I don’t know why, but for some reason the memory of dropping an “F” bomb in front of Mom is something I’ll never forget. I think I was about 29 years old, and while it was not unusual for cuss words in our family gatherings…most of those consisted mostly of damn and shit.
Let me start at the beginning though before where my story picks up in 1983.
Me and my brothers were brought up Baptist at young ages and then Church of Christ for straight years. Anyone that knows COC…knows how strict they were, in fact I don’t remember ever using a single curse word during the time I went to a Church of Christ church. That ended in 1970, but I guess some of the virtues of attending church regularly curtailed my penchant for obscene language.
Then I joined the Navy in 1973 and of course there’s a reason for the phrase, “curse like a sailor”. And so from the moment I stepped off the plane in Memphis, TN and coming home from Boot Camp…cursing in front of my Mom started. The first time was innocent enough and really not that bad of a word. My younger brother knocked my white hat (Navy crackerjack hat) off my BALD head and when he did that I yelled at him to “leave my damn hat alone”. Immediately my brothers said, “Hmmmm MOM, Wally cussed”. My Mom calmly told my brothers to leave me alone and thus was the beginning of “mild” cursing around my Mom. But I never said anything more than damn or shit. I respect (respected) my Mom too much for any really obscene language.
Then came 1983… It was not a good “girlfriend” year for me. This girl at the time was the love of my life and yet we broke up often. I didn’t want to marry, and she did. She acted out and I didn’t. It was total opposites, yet we always found a way to get back together. This was one of those breakup times.

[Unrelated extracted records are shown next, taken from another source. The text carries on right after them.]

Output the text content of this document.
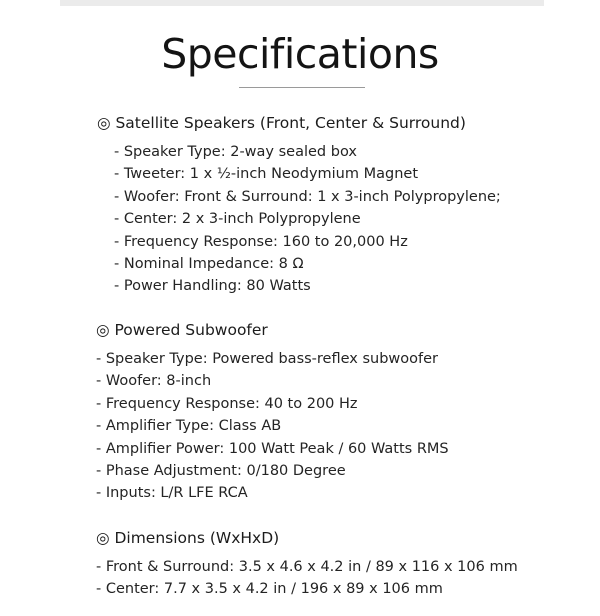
Specifications
◎ Satellite Speakers (Front, Center & Surround)
- Speaker Type: 2-way sealed box
- Tweeter: 1 x ½-inch Neodymium Magnet
- Woofer: Front & Surround: 1 x 3-inch Polypropylene;
- Center: 2 x 3-inch Polypropylene
- Frequency Response: 160 to 20,000 Hz
- Nominal Impedance: 8 Ω
- Power Handling: 80 Watts
◎ Powered Subwoofer
- Speaker Type: Powered bass-reflex subwoofer
- Woofer: 8-inch
- Frequency Response: 40 to 200 Hz
- Amplifier Type: Class AB
- Amplifier Power: 100 Watt Peak / 60 Watts RMS
- Phase Adjustment: 0/180 Degree
- Inputs: L/R LFE RCA
◎ Dimensions (WxHxD)
- Front & Surround: 3.5 x 4.6 x 4.2 in / 89 x 116 x 106 mm
- Center: 7.7 x 3.5 x 4.2 in / 196 x 89 x 106 mm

So when I wanted to relax and get out of town (Blytheville), I would go to my Mom’s in Searcy, AR. There I didn’t know anyone, I could relax and being a momma’s boy, I was comfortable. But having an alcoholic father, I rarely drank in front of my Mom, in fact, I had never drank at all at her house, it was respect for her. But this time, I was pretty down and I walked into her house with a six pack of beer.
Mom never pried into our personal lives. In fact, she was never anything but supportive. If we wanted to talk, we would but she would never ask questions or pry. This particular night, we were in the living room and watching TV, I decided to “crack” open a beer or two, so I went and got a beer and then sat back down.
I began to spill my guts about this girl. I don’t even remember exactly what I was saying except that Mom was listening intently while I just rambled on and on. I went got another beer, sat back down and picked up where I left off. At one point, I remember telling my Mom, “I have no idea what (girl) was fucking thinking”.
I thought to myself immediately…what did I just say in front of my Mom? I just said the word, “FUCKING”. Mom never flinched, she never said a word, it was as if the word “FUCKING” was just another adjective in my little diatribe. When I realized what I had said, and how embarrassed I was, and how disrespectful I was being to Mom…I got up, took my beer into the kitchen, poured what was left into the sink and took the other four beers out of the refrigerator and put them in my suitcase to take home.
Mom never said a word. She heard me. I heard me. I never again dropped an “F” bomb in front her. Yes, she knew her son’s were not saints, or well not saints to everyone else, but we were saints to her. I’m sure if she were alive today, and I brought this incident up to her…she would just laugh about it. I miss her.